Lewis and others say that efforts to achieve further agreements with countries such as China and Russia will face numerous hurdles. One of the largest, according to some experts, is that such countries are less frequently victimized by cybercrimes and, thus, aren’t highly motivated to combat it. Rather, it is the United States and other Western countries that suffer a disproportionate amount of financial, intellectual property, and other losses from cybercrime.
To reach any effective agreement, the United States will need to provide countries such as Russia with incentives that appeal to their own self interests, according to Cybersecurity Treaties: A Skeptical View, a recent paper by Harvard Law Professor Jack Goldsmith. That might mean, for example, that the United States would offer not to pursue cyberattacks as a military strategy. But if that requires the other nations to forgo such options, it may not work, because many nations, such as China, may feel they have more to gain by continuing to use such capabilities against the United States, according to Goldsmith’s paper.
There has also been little discussion among U.S. government officials about “which cyber operations the United States might terminate in exchange for reciprocal concessions,” the paper states.
Other challenges to an effective agreement not to use cyberattacks in exchange for more cooperation on fighting cybercrime include the difficulty of verifying attack origins due to factors such as the Internet’s anonymity. Verifying any agreements would likely require surveillance by governments into private and public sector organizations, the paper adds, which could be controversial, expensive, and technologically challenging.
Goldsmith, like some other officials and experts, says it could be more effective to take a more limited approach, developing treaties with like-minded allies that have mutual interests and are more open to allowing verification.
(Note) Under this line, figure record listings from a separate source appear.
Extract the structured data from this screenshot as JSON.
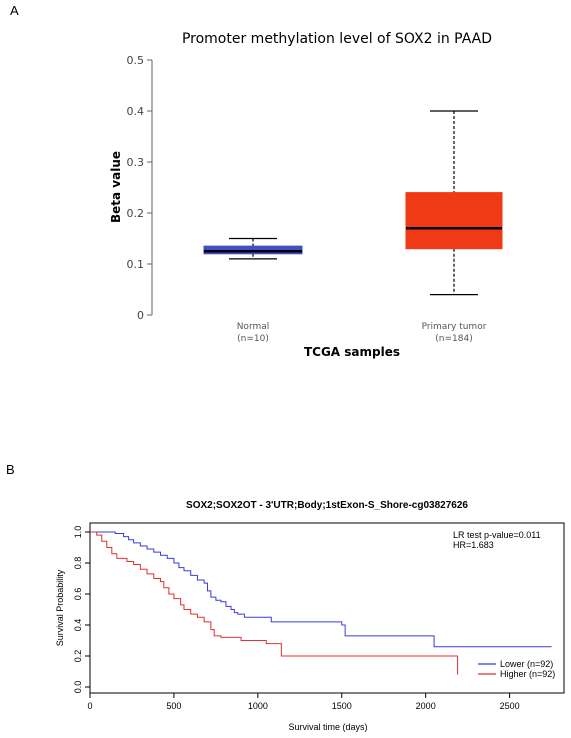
{
  "panel_a_label": "A",
  "panel_b_label": "B",
  "chart_data": [
    {
      "type": "box",
      "title": "Promoter methylation level of SOX2 in PAAD",
      "xlabel": "TCGA samples",
      "ylabel": "Beta value",
      "ylim": [
        0,
        0.5
      ],
      "yticks": [
        "0",
        "0.1",
        "0.2",
        "0.3",
        "0.4",
        "0.5"
      ],
      "categories": [
        {
          "name": "Normal",
          "n_label": "(n=10)",
          "min": 0.11,
          "q1": 0.12,
          "median": 0.125,
          "q3": 0.135,
          "max": 0.15,
          "color": "#3f4fc4"
        },
        {
          "name": "Primary tumor",
          "n_label": "(n=184)",
          "min": 0.04,
          "q1": 0.13,
          "median": 0.17,
          "q3": 0.24,
          "max": 0.4,
          "color": "#f03a16"
        }
      ]
    },
    {
      "type": "line",
      "title": "SOX2;SOX2OT - 3'UTR;Body;1stExon-S_Shore-cg03827626",
      "xlabel": "Survival time (days)",
      "ylabel": "Survival Probability",
      "xlim": [
        0,
        2800
      ],
      "ylim": [
        0,
        1.0
      ],
      "xticks": [
        "0",
        "500",
        "1000",
        "1500",
        "2000",
        "2500"
      ],
      "yticks": [
        "0.0",
        "0.2",
        "0.4",
        "0.6",
        "0.8",
        "1.0"
      ],
      "annotations": [
        "LR test p-value=0.011",
        "HR=1.683"
      ],
      "series": [
        {
          "name": "Lower (n=92)",
          "color": "#3b3bd9",
          "points": [
            [
              0,
              1.0
            ],
            [
              150,
              0.99
            ],
            [
              200,
              0.97
            ],
            [
              230,
              0.95
            ],
            [
              260,
              0.93
            ],
            [
              300,
              0.91
            ],
            [
              340,
              0.89
            ],
            [
              380,
              0.87
            ],
            [
              420,
              0.85
            ],
            [
              460,
              0.83
            ],
            [
              500,
              0.8
            ],
            [
              530,
              0.77
            ],
            [
              560,
              0.75
            ],
            [
              600,
              0.72
            ],
            [
              640,
              0.69
            ],
            [
              680,
              0.67
            ],
            [
              700,
              0.62
            ],
            [
              720,
              0.58
            ],
            [
              750,
              0.56
            ],
            [
              780,
              0.55
            ],
            [
              810,
              0.52
            ],
            [
              840,
              0.5
            ],
            [
              860,
              0.48
            ],
            [
              880,
              0.47
            ],
            [
              920,
              0.45
            ],
            [
              1060,
              0.45
            ],
            [
              1080,
              0.42
            ],
            [
              1500,
              0.4
            ],
            [
              1520,
              0.33
            ],
            [
              2040,
              0.33
            ],
            [
              2050,
              0.26
            ],
            [
              2750,
              0.26
            ]
          ]
        },
        {
          "name": "Higher (n=92)",
          "color": "#e03030",
          "points": [
            [
              0,
              1.0
            ],
            [
              40,
              0.98
            ],
            [
              70,
              0.94
            ],
            [
              100,
              0.9
            ],
            [
              130,
              0.86
            ],
            [
              160,
              0.83
            ],
            [
              220,
              0.81
            ],
            [
              260,
              0.79
            ],
            [
              300,
              0.76
            ],
            [
              340,
              0.73
            ],
            [
              380,
              0.7
            ],
            [
              420,
              0.68
            ],
            [
              440,
              0.64
            ],
            [
              470,
              0.6
            ],
            [
              500,
              0.57
            ],
            [
              540,
              0.53
            ],
            [
              560,
              0.5
            ],
            [
              600,
              0.47
            ],
            [
              640,
              0.45
            ],
            [
              680,
              0.42
            ],
            [
              720,
              0.37
            ],
            [
              740,
              0.33
            ],
            [
              780,
              0.32
            ],
            [
              900,
              0.3
            ],
            [
              1020,
              0.3
            ],
            [
              1050,
              0.28
            ],
            [
              1120,
              0.28
            ],
            [
              1140,
              0.2
            ],
            [
              2180,
              0.2
            ],
            [
              2190,
              0.08
            ]
          ]
        }
      ]
    }
  ]
}
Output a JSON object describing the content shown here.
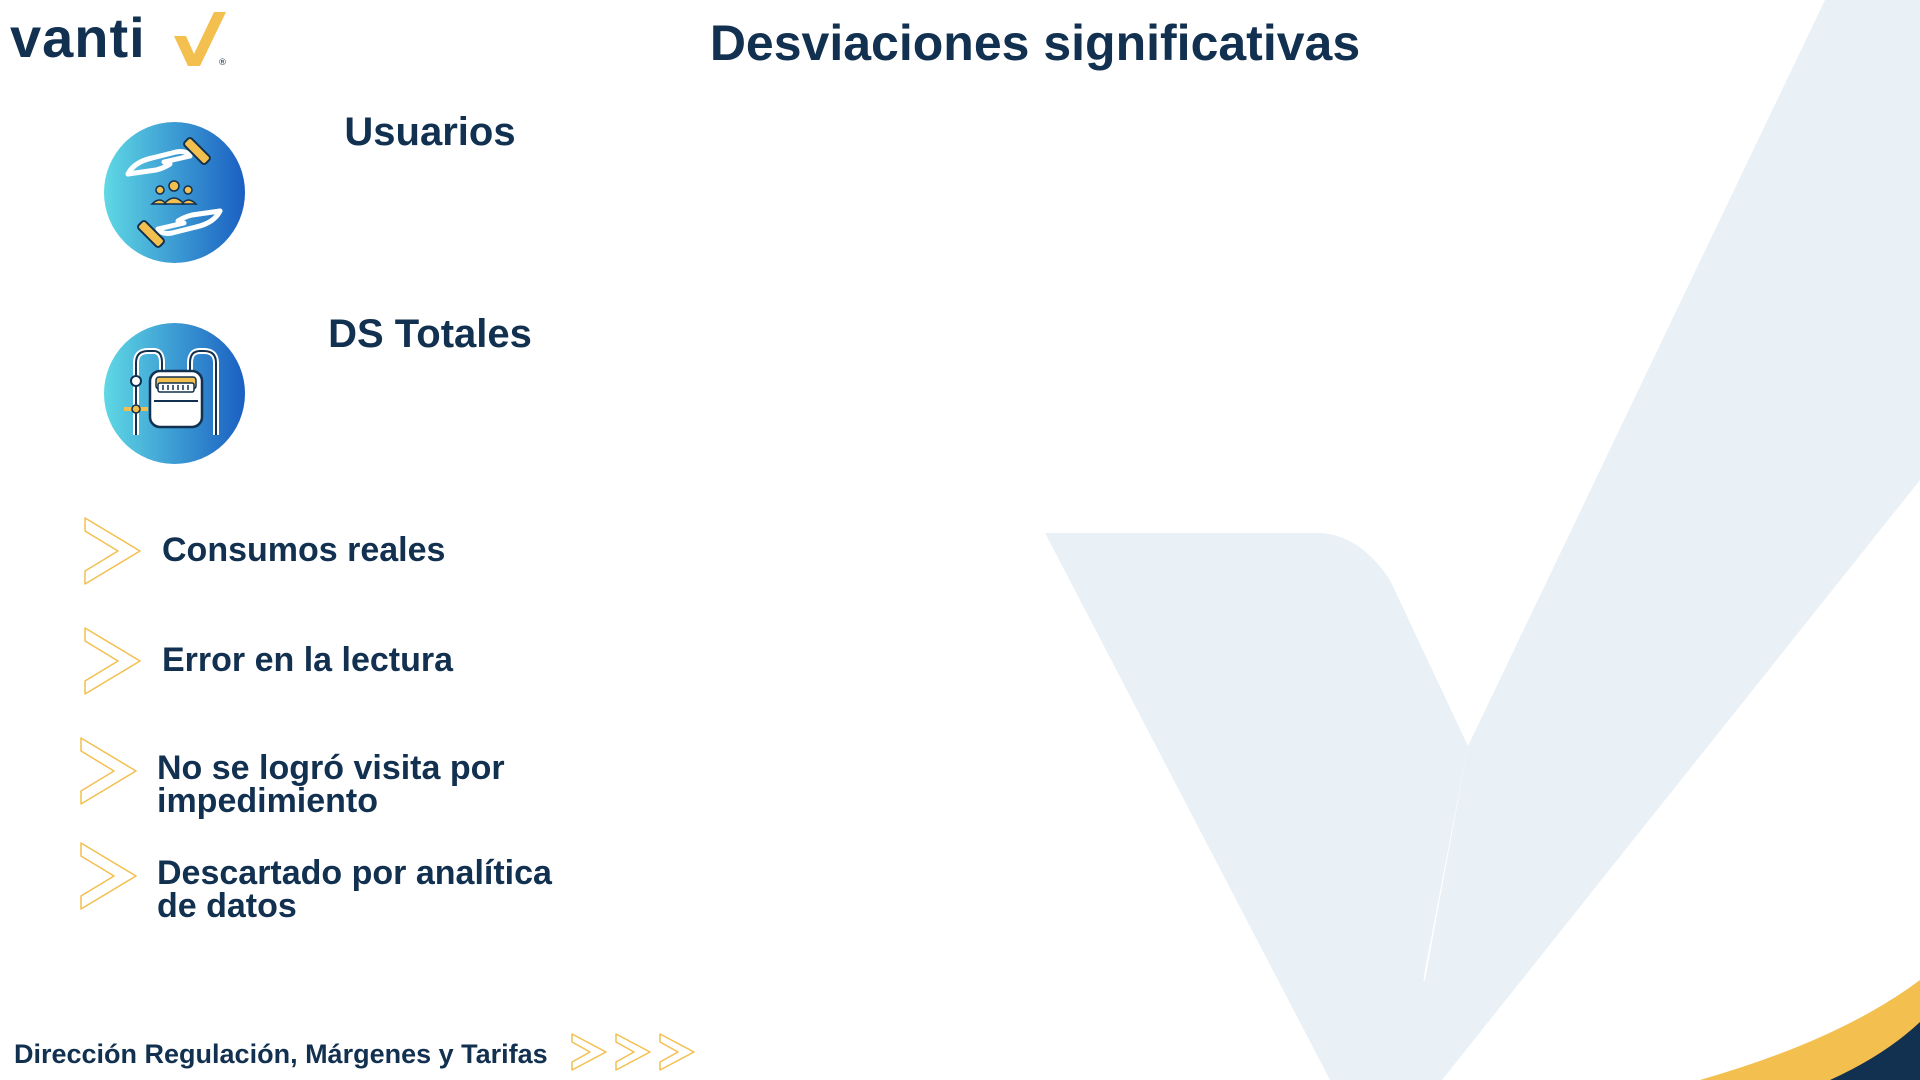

Other government proposals appear to take a more heavy-handed approach. One example includes a bill, the International Cybercrime Reporting and Cooperation Act, introduced in the last session of Congress by Senators Kirsten Gillibrand (D-NY) and Orrin Hatch (R-UT). In addition to adding financing for foreign cybercrime assistance and creating new State Department cybersecurity positions, it would also have required an annual report from the President describing different nations’ efforts to combat cybercrime. If there was “significant, credible” evidence that a nation is threatening the United States with cybercrime and is taking inadequate steps to curtail the activity, the United States could have imposed economic sanctions under the legislation. Penalties could have included reducing export dollars, direct investment funds, and trade assistance grants. The bill did not pass but Senator Hatch recently said he planned to reintroduce the legislation in this session of Congress.